Indonesia terpukul dengan anjloknya harga batu bara di pasar global. Setelah mencapai puncaknya pada tahun 2011, harga acuan batu bara Indonesia turun dari USD 127,05 per ton ke USD 54,43 per ton. Kinerja industri batu bara Indonesia menjadi terganggu. Bagaimana mungkin?
Indonesia merupakan produsen batu bara terbesar kelima di Dunia setelah Tiongkok, AS, India, dan Australia. Terhadap PDB, kontribusi sektor pertambangan batu bara dan lignit sebesar 1,93 persen pada kuartal III-2015. Penurunan harga membuat laju pertumbuhan sektor ini terus melambat bahkan tumbuh negatif saat ini yakni -2,22 persen year on year (y-o-y), dibandingkan dengan pertumbuhan yoy kuartal IV-2011 yang sangat fantastis 33,73 persen.

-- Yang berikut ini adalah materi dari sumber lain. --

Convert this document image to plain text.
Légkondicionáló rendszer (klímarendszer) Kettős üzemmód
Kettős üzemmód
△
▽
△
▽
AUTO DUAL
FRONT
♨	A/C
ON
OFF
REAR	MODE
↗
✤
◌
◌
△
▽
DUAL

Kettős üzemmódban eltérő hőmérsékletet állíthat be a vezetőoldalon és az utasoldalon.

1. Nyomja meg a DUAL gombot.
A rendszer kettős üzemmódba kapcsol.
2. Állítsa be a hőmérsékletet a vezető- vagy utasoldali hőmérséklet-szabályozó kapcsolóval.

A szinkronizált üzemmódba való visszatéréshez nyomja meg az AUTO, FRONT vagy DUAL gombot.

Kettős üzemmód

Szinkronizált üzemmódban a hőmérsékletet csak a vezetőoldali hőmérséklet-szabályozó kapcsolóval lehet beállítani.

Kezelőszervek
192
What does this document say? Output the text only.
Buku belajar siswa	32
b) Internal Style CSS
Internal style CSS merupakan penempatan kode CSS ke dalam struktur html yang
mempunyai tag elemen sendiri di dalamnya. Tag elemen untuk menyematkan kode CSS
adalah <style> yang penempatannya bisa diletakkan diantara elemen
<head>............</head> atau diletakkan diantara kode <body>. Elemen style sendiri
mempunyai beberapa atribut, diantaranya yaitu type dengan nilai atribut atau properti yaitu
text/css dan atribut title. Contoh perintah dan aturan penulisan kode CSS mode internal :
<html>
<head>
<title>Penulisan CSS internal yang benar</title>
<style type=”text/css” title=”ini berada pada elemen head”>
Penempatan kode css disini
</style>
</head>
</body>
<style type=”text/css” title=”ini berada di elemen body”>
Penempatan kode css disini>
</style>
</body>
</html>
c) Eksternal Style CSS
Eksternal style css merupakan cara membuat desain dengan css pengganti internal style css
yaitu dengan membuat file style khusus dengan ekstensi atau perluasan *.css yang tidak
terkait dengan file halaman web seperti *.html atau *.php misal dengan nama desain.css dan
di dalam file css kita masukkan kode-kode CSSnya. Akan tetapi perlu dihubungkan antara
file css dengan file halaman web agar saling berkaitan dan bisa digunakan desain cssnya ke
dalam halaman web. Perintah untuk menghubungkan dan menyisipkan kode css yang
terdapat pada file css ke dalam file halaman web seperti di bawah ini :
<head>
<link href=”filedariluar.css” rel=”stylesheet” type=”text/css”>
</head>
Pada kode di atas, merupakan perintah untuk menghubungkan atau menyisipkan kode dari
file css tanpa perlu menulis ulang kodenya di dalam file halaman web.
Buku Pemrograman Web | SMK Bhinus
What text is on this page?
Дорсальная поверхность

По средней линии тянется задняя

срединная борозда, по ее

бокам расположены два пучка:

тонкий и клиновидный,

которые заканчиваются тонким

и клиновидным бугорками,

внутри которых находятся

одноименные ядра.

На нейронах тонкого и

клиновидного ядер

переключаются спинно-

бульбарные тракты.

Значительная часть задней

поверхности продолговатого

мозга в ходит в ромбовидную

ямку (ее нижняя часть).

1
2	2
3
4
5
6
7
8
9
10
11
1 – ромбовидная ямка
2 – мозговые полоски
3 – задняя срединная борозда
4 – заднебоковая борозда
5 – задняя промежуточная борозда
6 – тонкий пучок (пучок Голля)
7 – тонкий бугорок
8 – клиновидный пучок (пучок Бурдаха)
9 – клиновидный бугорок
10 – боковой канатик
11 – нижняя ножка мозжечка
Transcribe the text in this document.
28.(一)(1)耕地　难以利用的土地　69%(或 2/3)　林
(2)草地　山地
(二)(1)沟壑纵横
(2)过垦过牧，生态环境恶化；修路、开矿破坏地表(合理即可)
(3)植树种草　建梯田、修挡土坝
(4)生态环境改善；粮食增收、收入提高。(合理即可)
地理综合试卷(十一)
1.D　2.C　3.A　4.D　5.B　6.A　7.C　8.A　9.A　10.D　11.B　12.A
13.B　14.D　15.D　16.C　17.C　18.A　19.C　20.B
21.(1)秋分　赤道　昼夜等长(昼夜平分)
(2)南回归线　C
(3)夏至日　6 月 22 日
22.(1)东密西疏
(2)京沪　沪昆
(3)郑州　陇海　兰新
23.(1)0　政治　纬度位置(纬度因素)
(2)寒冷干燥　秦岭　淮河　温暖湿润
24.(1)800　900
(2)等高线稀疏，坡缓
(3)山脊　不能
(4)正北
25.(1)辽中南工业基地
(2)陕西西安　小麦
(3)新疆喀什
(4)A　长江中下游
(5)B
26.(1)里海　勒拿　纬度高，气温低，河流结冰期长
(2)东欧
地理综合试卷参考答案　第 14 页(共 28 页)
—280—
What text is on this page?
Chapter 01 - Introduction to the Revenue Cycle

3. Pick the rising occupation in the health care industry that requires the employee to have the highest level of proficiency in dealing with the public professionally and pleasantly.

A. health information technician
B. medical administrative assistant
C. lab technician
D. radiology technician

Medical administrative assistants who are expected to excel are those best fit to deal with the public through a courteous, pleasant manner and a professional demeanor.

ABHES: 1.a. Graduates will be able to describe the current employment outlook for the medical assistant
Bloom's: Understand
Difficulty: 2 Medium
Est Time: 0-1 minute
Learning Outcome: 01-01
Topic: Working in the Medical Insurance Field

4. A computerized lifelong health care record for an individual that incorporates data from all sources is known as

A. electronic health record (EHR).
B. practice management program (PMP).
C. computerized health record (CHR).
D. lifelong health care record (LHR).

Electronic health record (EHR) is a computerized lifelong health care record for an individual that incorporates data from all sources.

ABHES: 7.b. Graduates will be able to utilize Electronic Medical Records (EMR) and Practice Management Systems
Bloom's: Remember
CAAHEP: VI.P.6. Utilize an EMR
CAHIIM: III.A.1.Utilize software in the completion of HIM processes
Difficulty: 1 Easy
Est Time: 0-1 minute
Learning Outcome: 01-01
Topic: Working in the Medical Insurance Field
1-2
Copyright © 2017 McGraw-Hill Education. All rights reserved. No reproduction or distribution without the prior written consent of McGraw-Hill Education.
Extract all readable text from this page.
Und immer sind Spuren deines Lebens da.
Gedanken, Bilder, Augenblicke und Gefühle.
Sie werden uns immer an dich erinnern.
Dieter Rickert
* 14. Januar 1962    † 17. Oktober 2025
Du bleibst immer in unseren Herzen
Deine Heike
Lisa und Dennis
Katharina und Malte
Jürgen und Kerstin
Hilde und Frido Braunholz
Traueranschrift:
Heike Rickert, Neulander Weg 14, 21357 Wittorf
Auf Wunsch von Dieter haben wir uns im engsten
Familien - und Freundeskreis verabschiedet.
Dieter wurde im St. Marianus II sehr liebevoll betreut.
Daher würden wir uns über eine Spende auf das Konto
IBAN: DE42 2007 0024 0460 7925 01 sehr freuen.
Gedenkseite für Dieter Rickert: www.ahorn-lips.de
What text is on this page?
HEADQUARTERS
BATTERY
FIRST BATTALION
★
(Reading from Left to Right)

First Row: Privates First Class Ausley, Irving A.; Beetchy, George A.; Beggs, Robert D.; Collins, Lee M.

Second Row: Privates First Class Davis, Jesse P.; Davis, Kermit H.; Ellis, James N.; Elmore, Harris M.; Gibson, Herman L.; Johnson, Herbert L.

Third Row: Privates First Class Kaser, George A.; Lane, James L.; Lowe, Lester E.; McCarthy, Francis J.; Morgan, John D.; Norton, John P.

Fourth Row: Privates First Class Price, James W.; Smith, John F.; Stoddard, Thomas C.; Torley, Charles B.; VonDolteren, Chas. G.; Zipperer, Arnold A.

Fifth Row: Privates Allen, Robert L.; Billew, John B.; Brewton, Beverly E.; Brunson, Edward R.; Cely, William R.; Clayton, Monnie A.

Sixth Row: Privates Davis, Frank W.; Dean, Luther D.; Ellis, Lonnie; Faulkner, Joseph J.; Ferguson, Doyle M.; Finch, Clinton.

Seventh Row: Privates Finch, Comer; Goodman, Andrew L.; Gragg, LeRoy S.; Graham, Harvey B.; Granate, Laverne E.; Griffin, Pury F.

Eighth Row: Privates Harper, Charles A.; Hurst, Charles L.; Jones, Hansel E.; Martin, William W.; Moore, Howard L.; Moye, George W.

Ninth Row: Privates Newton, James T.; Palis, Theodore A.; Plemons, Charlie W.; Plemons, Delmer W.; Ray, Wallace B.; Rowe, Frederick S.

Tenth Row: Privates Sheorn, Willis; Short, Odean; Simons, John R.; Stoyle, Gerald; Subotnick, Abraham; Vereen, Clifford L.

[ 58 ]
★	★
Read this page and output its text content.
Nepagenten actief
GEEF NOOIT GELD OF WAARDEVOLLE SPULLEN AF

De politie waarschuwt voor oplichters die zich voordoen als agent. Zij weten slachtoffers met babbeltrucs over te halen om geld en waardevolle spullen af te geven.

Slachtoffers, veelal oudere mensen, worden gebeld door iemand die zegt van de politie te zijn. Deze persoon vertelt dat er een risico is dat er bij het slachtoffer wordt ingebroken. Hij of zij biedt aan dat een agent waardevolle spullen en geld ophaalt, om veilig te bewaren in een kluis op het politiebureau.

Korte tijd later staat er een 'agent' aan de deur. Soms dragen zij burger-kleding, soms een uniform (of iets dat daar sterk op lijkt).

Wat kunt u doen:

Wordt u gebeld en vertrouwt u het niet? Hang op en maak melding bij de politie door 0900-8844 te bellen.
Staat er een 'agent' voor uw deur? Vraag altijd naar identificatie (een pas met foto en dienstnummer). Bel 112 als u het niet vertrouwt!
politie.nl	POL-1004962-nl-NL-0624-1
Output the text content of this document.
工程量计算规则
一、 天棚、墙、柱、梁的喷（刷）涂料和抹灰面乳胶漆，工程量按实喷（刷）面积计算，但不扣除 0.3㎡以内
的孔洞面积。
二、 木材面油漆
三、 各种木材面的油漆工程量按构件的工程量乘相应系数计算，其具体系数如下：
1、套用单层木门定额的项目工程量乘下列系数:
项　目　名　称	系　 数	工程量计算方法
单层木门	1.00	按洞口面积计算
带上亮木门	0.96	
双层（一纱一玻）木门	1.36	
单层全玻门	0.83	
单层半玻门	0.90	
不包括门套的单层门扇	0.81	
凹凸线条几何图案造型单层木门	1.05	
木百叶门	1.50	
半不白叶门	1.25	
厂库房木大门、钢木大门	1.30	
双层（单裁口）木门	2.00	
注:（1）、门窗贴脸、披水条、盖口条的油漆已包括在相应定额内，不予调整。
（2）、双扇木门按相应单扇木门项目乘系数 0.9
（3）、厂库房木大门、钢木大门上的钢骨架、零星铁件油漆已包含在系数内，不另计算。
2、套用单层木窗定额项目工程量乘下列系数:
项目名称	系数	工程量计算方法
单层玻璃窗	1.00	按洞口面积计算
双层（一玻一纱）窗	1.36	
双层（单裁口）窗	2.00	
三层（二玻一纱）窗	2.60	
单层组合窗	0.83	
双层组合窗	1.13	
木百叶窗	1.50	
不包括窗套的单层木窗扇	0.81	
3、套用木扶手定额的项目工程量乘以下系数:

Perlambatan ini juga dikonfirmasi oleh data keuangan perusahaan-perusahaan batu bara. Laba PT Adaro Energy Tbk (ADRO) yang merupakan produsen batu bara terbesar di Indonesia pada tahun 2014 turun 18,86 persen dibandingkan periode yang sama tahun sebelumnya. Sedangkan PT Berau Coal Energy Tbk (BRAU) bahkan sejak tahun 2012 sudah merugi. Kerugian dari bisnis batu bara juga dialami oleh PT Bayan Resources Tbk (BYAN). Nilai kerugian pada tahun 2014 melonjak hingga 246,95 persen dari periode yang sama tahun 2013. Akibatnya, harga saham perusahaan-perusahaan batu bara yang listing di BEI ikut anjlok.
Bagi pemerintah daerah kondisi ini juga tidak bagus, khususnya bagi provinsi-provinsi yang merupakan lumbung batu bara Indonesia seperti Kalimantan Timur (Kaltim), Kalimantan Selatan (Kalsel), dan Sumatera Selatan (Sumsel). Provinsi Kaltim yang 37 persen ekonominya berasal dari kegiatan pertambangan batu bara paling terimbas oleh penurunan harga ini. Laju pertumbuhan PDRB Kaltim turun drastis dari 14,24 persen pada tahun 2012 menjadi hanya sebesar 4,02 persen pada tahun 2014, di bawah angka pertumbuhan ekonomi nasional 5,02 persen. Di Kalsel, pertumbuhan tahunan Sektor Pertambangan dan Penggalian sempat mencapai 28,61 persen sebelum turun menjadi tinggal 6,22 persen.
Tiongkok sebagai importir batu bara Indonesia terbesar kedua tengah merestrukturisasi industrinya melalui inovasi pada teknologi informasi. Dengan demikian industri-industri yang banyak menggunakan batu bara sebagai input —industri baja, semen, dan pupuk— bisa mengurangi pemakaian batu baranya. Selain itu polusi udara yang parah di kota-kota besar mendorong Pemerintah Tiongkok mengeluarkan seperangkat rencana aksi salah satunya adalah membatasi penggunaan batu bara di daerah pesisir Tiongkok (Coastal China). Selain Tiongkok, importir utama lain yang nampaknya akan mengurangi penggunaan batu bara Indonesia adalah Jepang. Ekonomi Jepang saat ini terancam kembali mengalami resesi, ditunjukkan oleh penurunan tingkat inflasi selama dua kuartal terakhir, mendekati deflasi.
Turunnya harga batu bara memang tidak menguntungkan bagi Indonesia, sekitar 80 persen volume ekspor komoditas nonmigas adalah batu bara. Namun demikian kondisi ini dapat kita manfaatkan sebagai momentum untuk melepas ketergantungan terhadap batu bara. Pemerintah, baik pusat maupun daerah, semestinya menggali potensi lain dan mengembangkan industri pengolahannya, sehingga ekspor Indonesia tidak lagi berupa barang mentah namun berupa barang jadi yang memiliki nilai tambah. Sebagai catatan Tiongkok sedang beralih dari pertumbuhan berbasis investasi menuju pertumbuhan berbasis konsumsi. Terlebih lagi, jumlah kelompok menengah ke atas Tiongkok diprediksi akan bertambah sehingga peluang pasar barang menjadi terbuka semakin lebar.